Q: How long have you been doing this?
With the apparent success of the what-zymoglyphic-means awareness campaign, this question is now the most common. The museum welcomed its first visitor to the current location in December of 2016, but its roots go back to a childhood museum a half century ago. For details of the intervening years, see here.

Q: Is the museum kid-friendly?
The museum is ideal for someone such as a junior nerd with a burgeoning collection of rocks and skulls, looking for creative inspiration. It is not, however, a children's museum with pushbuttons or even a good place to while away some time with the kids. Exhibits are fragile and should not be touched, so small and rambunctious children would need constant watching. Ultimately we rely on parental/guardian judgment.

Q: Do you give tours?
No, the museum is best experienced as an individual or a in a small group, wandering and wondering. The curator will answer questions but does not lead a tour and group tours are discouraged.

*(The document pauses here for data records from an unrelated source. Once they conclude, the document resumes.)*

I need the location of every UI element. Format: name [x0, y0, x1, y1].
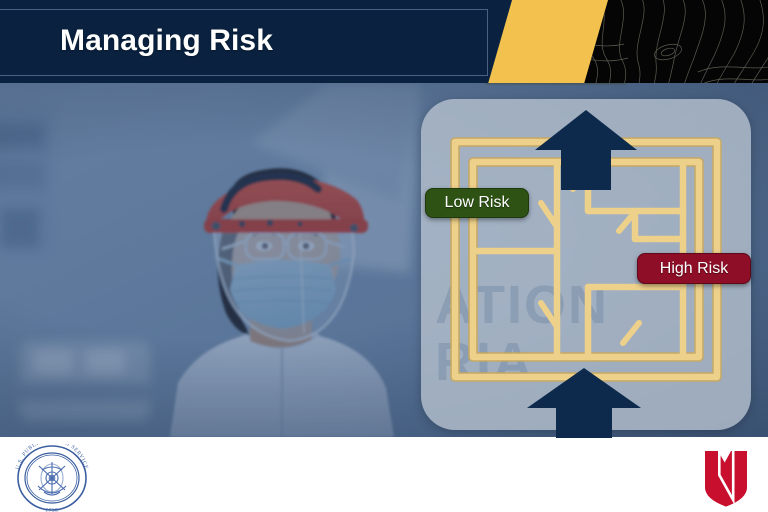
high-risk-label: High Risk — [660, 260, 728, 278]
svg-text:· 1798 ·: · 1798 · — [40, 506, 64, 512]
slide-header: Managing Risk — [0, 0, 768, 83]
low-risk-badge: Low Risk — [425, 188, 529, 218]
page-title: Managing Risk — [60, 24, 273, 58]
us-public-health-service-seal: U.S. PUBLIC HEALTH SERVICE · 1798 · — [8, 444, 96, 512]
low-risk-label: Low Risk — [445, 194, 510, 212]
enter-arrow — [527, 368, 641, 438]
nebraska-n-shield-logo — [697, 449, 755, 507]
high-risk-badge: High Risk — [637, 253, 751, 284]
slide-footer — [0, 437, 768, 512]
slide-root: ATIONRIA — [0, 0, 768, 512]
footer-divider — [0, 437, 768, 439]
exit-arrow — [535, 110, 637, 190]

Q: Do you rotate the exhibits?
No, new ones just get packed in.

Q: What does your wife think about it?
You can get the answer directly from the spouse's mouth! See here

Q: So you made all this? I thought this was a collection.
All the artifacts and dioramas in the museum are assembled by me from mostly found, sometimes purchased or donated components. There is also a collection of art and artifacts downstairs by others which is in the process of being organized.

Q: Do you sell your work?
As with any museum, the collections and exhibits are not for sale, but there is a museum shop! You can purchase prints, books, and souvenir merchandise online and at the museum. Postcards are available as well, but only at the museum.

Q: Why don't you sell some artifacts and dioramas?
A few reasons:
- New works generally grow out of the museum and become an integral part of it.
- Anything made for the "tourist trade" would probably not be very inspired
- The works themselves are often fragile and not very archival.

Q: Do you get your ideas from dreams?
No. I just put stuff together and see what happens. Sometimes I have dreams about a terrarium with some primordial ooze in it that is actually alive. Other times I will dream about art works that, in the dream, other people have made. I think, "Wow! I wish I had thought of that!". Which, of course, I did.

Q:What's your favorite piece?
It's all one piece!

Q: Do you allow photography?
Yes, in fact photography is encouraged. The museum maintains a special page for selected photographs taken by visitors.

Q: Hey, I've got a whole garage full of weird stuff!  Maybe I should start my own museum!   Any tips??
Yes! The museum staff has compiled a handy booklet for patrons in just your situation! You can download it here (PDF). Should your museum develop an online presence, please inform the museum staff and you can be added to our list of affiliated institutions.

Q: Where can I see yet more questions answered?
A couple of bloggers have done email interviews with the curator. You can see the results at Kicks Condor and Book of Cade.